C'est en tant qu'écrivaine et non actrice que nous allons aujourd'hui à la découverte d'Isabelle Carré.

Née le 28 Mai 1971 à Paris, d'extraction mi-aristocratique, mi-cheminote, elle a toujours été très discrète sur sa vie privée, et ne savons pas grand chose de la femme mais plus de la comédienne. Et puis, elle publie cette année ce livre, "Les rêveurs", un roman qui a tout d'une autobiographie. Elle y dévoile son enfance, pour le moins tourmentée, celle de la fille d'un couple -mal-uni-, entre un homme qui n'ar­ri­vait pas à assu­mer son orien­ta­tion sexuelle, et une mère aban­don­née par son premier amour, le père de son enfant. "L'enfance a ceci de beau qu'elle ne vous projette absolument pas dans le jugement. Tu t'adaptes et tu ne poses pas de regard critique sur ce que tu vis. Cela m'a permis de comprendre très jeune le milieu homosexuel dans lequel vivait mon père." (interview Marie-Claire) Mais elle tente de se suicider à 14 ans et se retrouve dans un hôpital psychiatrique ... c'est là qu'lele trouve sa voie en regardant des films de Romy Schneider.  Au fond, son histoire c'est "Celle de gens qui essaient de construire leurs vies, qui tâtonnent, se cherchent. Qui doivent faire avec leurs secrets, leurs mensonges, leurs désirs d'aller vers plus de sincérité. Il y a une phrase de Vladimir Jankélévitch qui m'a guidée pendant l'écriture, c'est celle-ci : « Il faut laisser vivre les contradictions, et quand on a quelque chose d'important à faire, il faut d'abord le faire, même si on a l'air de se contredire soi-même ». C'est pas mal trouvé." (interview Marie-Claire)

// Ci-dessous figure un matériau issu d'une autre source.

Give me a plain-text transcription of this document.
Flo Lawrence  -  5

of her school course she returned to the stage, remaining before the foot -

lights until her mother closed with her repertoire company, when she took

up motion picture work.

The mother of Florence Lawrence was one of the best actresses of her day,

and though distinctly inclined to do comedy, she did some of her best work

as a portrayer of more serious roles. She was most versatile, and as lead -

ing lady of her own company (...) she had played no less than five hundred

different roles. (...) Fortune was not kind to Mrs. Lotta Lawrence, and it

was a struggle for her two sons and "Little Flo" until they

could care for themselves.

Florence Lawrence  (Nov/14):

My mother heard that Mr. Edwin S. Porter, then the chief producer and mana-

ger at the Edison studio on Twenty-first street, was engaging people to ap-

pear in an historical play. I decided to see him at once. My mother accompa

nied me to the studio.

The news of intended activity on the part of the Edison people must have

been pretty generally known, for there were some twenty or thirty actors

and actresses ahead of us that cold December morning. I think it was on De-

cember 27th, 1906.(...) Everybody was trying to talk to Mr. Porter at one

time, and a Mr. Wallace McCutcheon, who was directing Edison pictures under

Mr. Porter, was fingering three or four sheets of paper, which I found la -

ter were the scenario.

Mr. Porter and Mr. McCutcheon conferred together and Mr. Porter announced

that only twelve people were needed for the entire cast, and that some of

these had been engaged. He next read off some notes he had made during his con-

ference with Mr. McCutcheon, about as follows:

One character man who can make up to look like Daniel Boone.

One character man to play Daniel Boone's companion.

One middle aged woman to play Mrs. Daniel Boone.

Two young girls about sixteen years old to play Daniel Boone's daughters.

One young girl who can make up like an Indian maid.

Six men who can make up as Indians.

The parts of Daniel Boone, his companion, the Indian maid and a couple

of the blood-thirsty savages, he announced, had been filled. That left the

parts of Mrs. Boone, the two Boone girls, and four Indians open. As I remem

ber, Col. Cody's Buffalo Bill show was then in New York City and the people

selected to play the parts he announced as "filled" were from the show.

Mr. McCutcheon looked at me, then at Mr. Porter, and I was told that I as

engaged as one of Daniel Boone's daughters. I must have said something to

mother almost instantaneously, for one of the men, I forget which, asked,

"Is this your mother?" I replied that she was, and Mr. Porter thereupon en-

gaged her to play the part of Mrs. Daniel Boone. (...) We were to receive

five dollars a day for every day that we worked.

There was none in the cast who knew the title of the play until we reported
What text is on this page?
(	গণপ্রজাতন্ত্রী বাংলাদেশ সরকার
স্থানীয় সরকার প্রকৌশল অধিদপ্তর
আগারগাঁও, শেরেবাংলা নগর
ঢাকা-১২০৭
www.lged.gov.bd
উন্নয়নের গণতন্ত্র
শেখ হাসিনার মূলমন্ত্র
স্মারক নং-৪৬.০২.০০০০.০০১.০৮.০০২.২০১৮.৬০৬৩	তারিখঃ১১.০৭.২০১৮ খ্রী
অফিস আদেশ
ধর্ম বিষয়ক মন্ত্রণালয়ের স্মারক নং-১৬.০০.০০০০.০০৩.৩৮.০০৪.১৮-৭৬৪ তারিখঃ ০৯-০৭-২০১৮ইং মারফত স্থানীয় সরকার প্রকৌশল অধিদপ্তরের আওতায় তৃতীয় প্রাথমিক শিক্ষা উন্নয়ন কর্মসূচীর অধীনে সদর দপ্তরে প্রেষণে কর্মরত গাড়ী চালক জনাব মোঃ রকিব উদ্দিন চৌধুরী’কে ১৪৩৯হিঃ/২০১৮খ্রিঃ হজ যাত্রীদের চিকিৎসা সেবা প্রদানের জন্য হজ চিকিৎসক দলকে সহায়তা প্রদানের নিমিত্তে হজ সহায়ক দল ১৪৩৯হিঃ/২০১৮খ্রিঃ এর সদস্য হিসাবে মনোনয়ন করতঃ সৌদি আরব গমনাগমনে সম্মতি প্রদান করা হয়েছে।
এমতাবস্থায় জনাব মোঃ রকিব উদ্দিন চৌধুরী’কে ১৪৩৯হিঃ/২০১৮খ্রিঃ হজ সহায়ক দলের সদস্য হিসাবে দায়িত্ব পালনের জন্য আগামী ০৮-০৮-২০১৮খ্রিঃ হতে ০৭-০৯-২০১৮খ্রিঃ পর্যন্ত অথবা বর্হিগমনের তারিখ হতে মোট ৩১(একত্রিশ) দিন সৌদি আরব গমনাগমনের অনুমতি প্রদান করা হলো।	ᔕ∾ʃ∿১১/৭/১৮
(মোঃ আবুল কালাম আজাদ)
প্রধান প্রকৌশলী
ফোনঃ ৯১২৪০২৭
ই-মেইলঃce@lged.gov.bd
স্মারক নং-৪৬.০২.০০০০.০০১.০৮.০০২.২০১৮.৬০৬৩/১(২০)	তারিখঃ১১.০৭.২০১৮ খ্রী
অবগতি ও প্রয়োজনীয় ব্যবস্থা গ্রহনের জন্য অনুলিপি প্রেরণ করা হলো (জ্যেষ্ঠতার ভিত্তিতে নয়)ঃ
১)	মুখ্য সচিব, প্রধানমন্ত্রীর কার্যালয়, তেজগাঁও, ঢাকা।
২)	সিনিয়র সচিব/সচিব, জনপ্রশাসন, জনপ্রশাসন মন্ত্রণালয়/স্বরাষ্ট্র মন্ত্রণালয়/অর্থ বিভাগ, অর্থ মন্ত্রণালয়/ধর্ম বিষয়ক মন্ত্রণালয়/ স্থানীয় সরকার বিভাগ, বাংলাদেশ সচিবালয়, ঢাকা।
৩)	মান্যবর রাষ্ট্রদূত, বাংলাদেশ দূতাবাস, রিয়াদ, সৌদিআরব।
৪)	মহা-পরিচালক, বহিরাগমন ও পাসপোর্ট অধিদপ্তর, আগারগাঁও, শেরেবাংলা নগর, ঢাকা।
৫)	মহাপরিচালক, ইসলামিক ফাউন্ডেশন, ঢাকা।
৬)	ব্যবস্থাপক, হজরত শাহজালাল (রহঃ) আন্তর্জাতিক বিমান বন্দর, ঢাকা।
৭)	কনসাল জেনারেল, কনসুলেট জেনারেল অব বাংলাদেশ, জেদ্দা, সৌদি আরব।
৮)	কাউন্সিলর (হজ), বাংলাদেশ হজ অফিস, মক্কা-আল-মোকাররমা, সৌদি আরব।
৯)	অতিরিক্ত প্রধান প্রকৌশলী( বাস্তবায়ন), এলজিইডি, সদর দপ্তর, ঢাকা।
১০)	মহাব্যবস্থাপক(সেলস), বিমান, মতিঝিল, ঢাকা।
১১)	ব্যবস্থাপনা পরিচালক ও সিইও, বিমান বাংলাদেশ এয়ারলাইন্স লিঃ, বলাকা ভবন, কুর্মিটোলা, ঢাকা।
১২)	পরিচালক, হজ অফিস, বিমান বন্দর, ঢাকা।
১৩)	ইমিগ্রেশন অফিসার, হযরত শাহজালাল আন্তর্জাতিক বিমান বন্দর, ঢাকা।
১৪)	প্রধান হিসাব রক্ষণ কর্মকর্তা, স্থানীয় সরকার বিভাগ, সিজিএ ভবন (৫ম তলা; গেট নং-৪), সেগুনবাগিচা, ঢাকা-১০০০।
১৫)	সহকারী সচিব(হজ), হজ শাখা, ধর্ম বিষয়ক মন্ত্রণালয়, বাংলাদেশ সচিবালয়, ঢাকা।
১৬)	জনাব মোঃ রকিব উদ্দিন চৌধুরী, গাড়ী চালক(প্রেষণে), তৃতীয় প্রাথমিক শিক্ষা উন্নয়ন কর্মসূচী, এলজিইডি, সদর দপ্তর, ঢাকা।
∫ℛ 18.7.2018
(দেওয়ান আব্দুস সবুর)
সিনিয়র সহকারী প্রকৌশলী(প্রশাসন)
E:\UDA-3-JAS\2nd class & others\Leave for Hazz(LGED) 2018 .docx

Plus épanouie aujourd'­hui, l'ac­trice n'a pas écrit ce livre comme un « règle­ment de comptes » envers ses parents. D'après elle : « Il montre aussi la grande richesse et la complexité de leur vie commune. » Même si seule sa mère est présente dans les remer­cie­ments, dont son père est le grand absent. Elle compte rédiger un deuxième roman où là son père serait à l'honneur des remerciements.